Why Does Debt Bring Risk?

Debt and other liabilities become risky for a business when it cannot easily fulfill those obligations, either with free cash flow or by raising capital at an attractive price. If things get really bad, the lenders can take control of the business. While that is not too common, we often do see indebted companies permanently diluting shareholders because lenders force them to raise capital at a distressed price. Of course, debt can be an important tool in businesses, particularly capital heavy businesses. The first thing to do when considering how much debt a business uses is to look at its cash and debt together.

Check out our latest analysis for Cooper-Standard Holdings

What Is Cooper-Standard Holdings's Net Debt?

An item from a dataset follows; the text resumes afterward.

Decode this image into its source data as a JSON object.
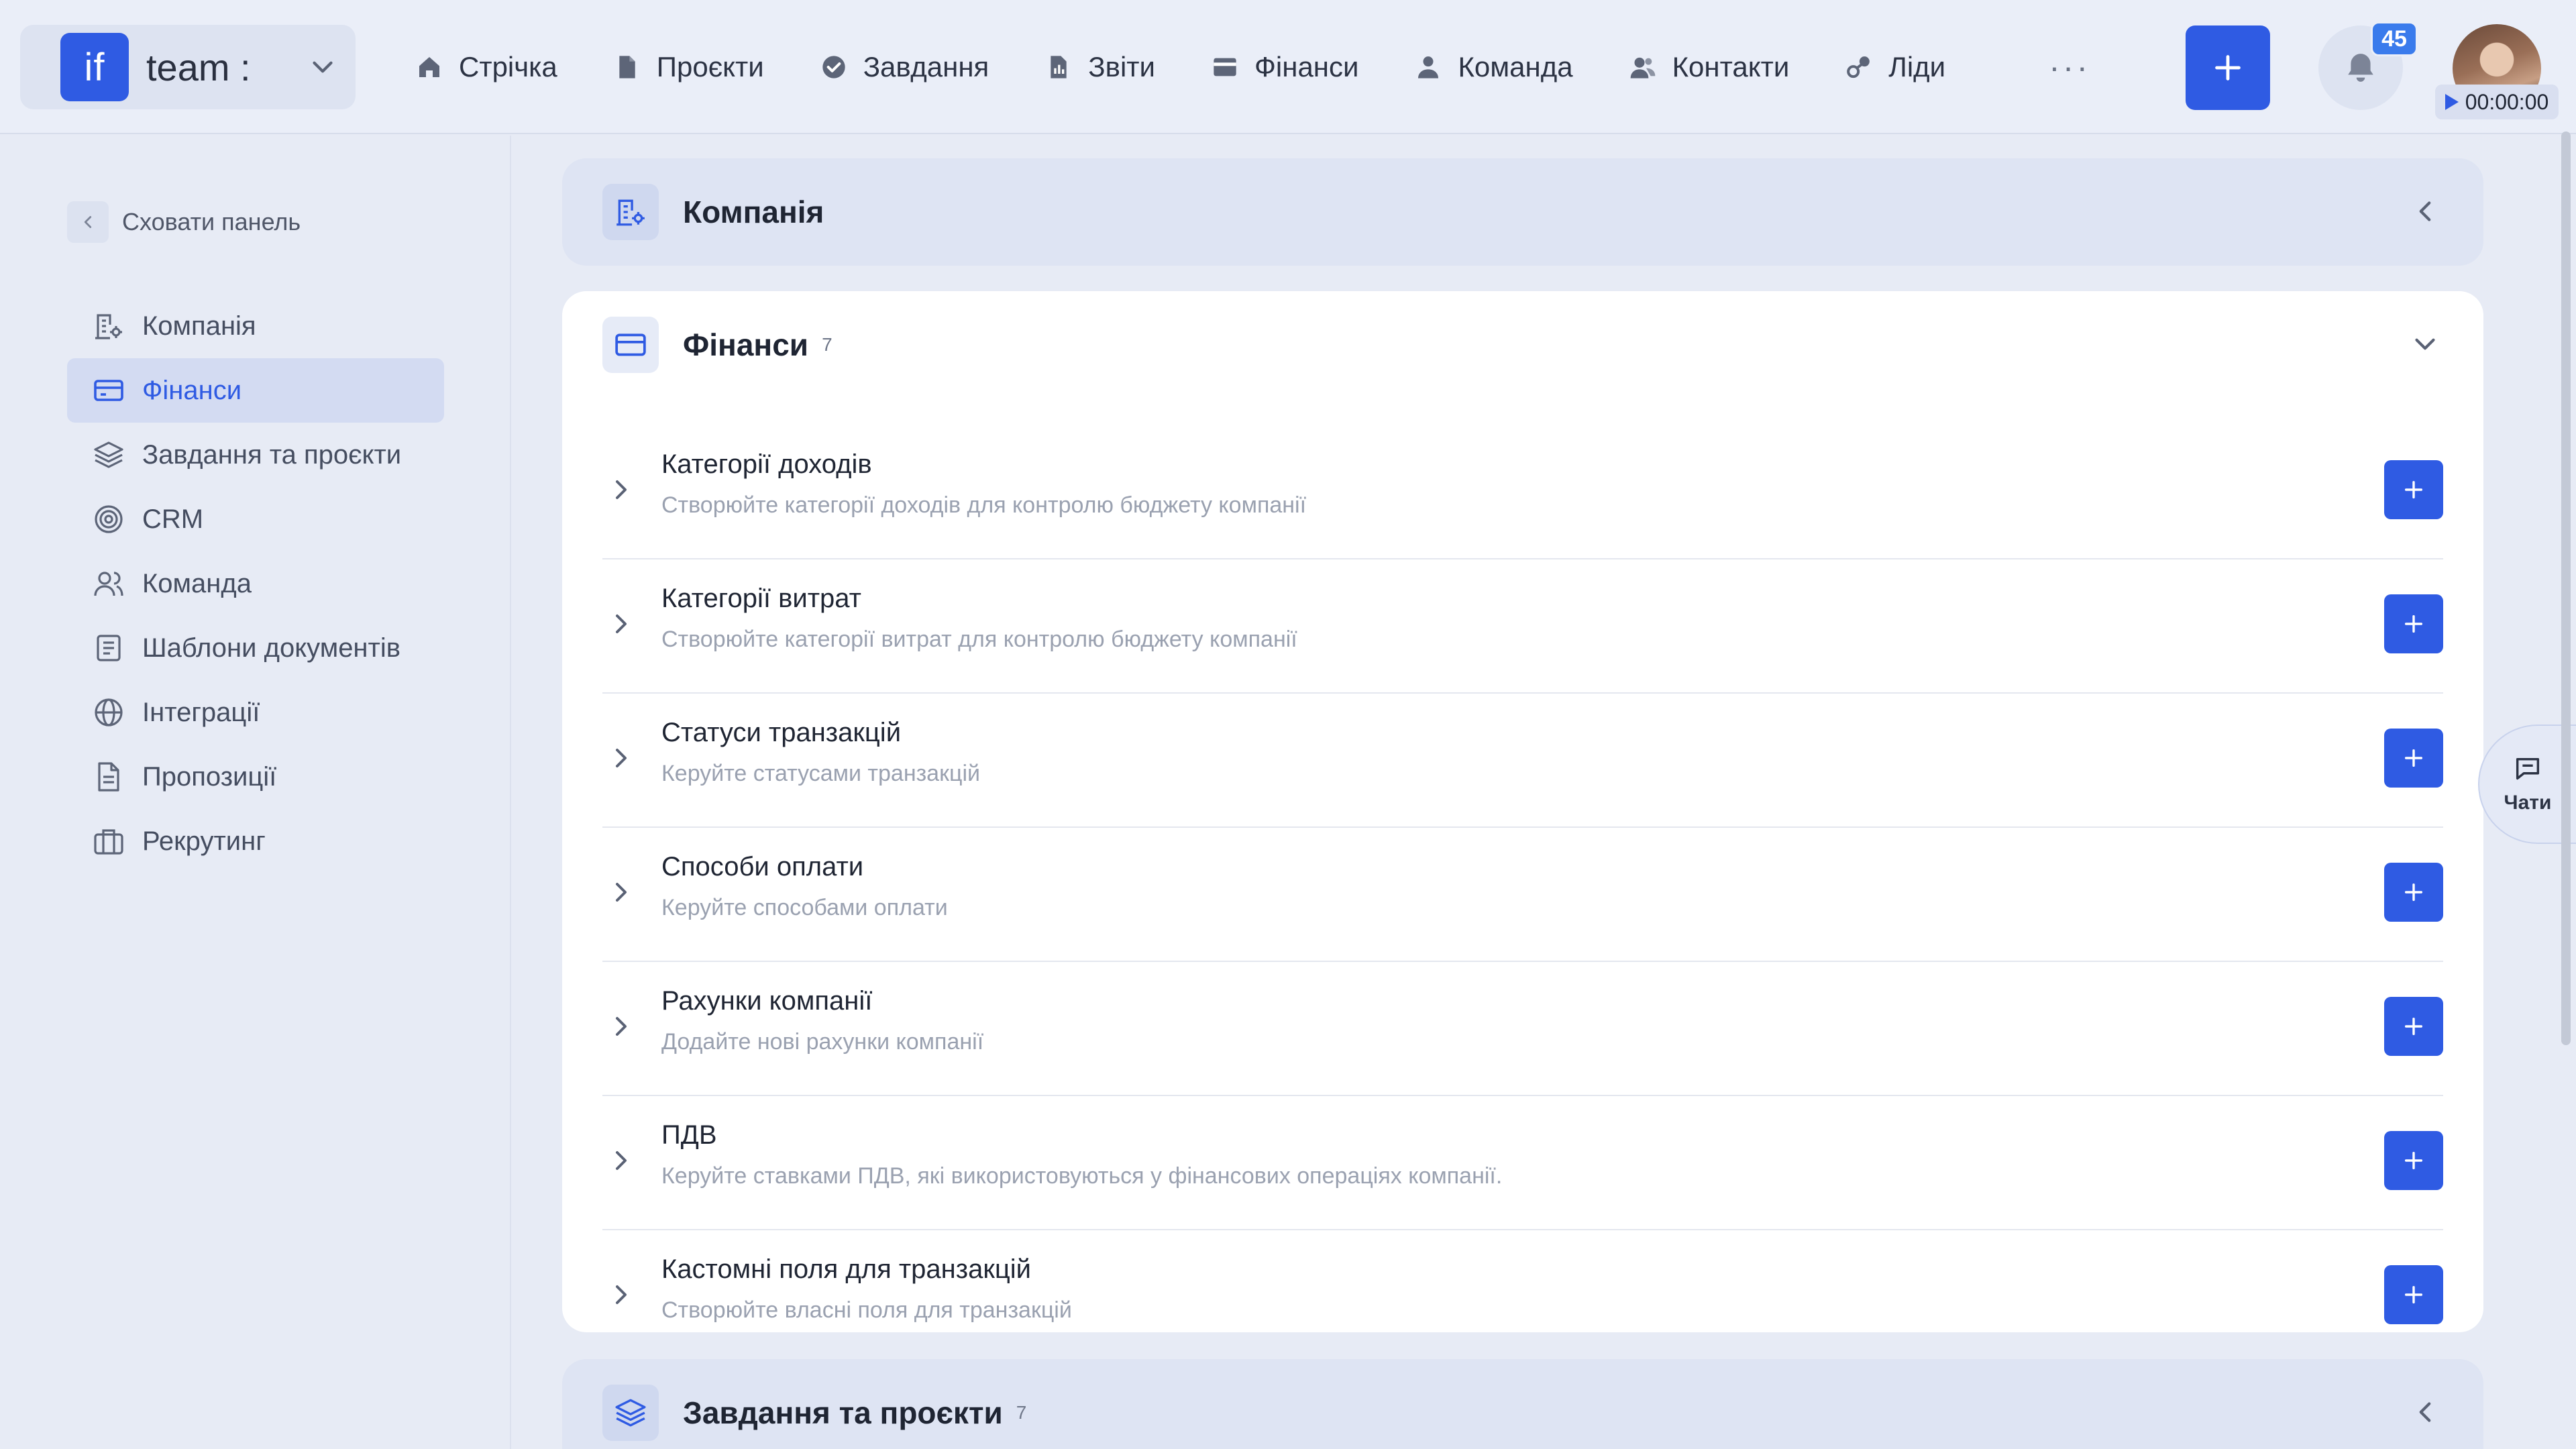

As you can see below, Cooper-Standard Holdings had US$1.01b of debt, at December 2022, which is about the same as the year before. You can click the chart for greater detail. However, because it has a cash reserve of US$186.9m, its net debt is less, at about US$825.5m.

debt-equity-history-analysis
NYSE:CPS Debt to Equity History April 28th 2023

How Strong Is Cooper-Standard Holdings' Balance Sheet?

According to the last reported balance sheet, Cooper-Standard Holdings had liabilities of US$631.6m due within 12 months, and liabilities of US$1.23b due beyond 12 months. On the other hand, it had cash of US$186.9m and US$468.3m worth of receivables due within a year. So its liabilities total US$1.21b more than the combination of its cash and short-term receivables.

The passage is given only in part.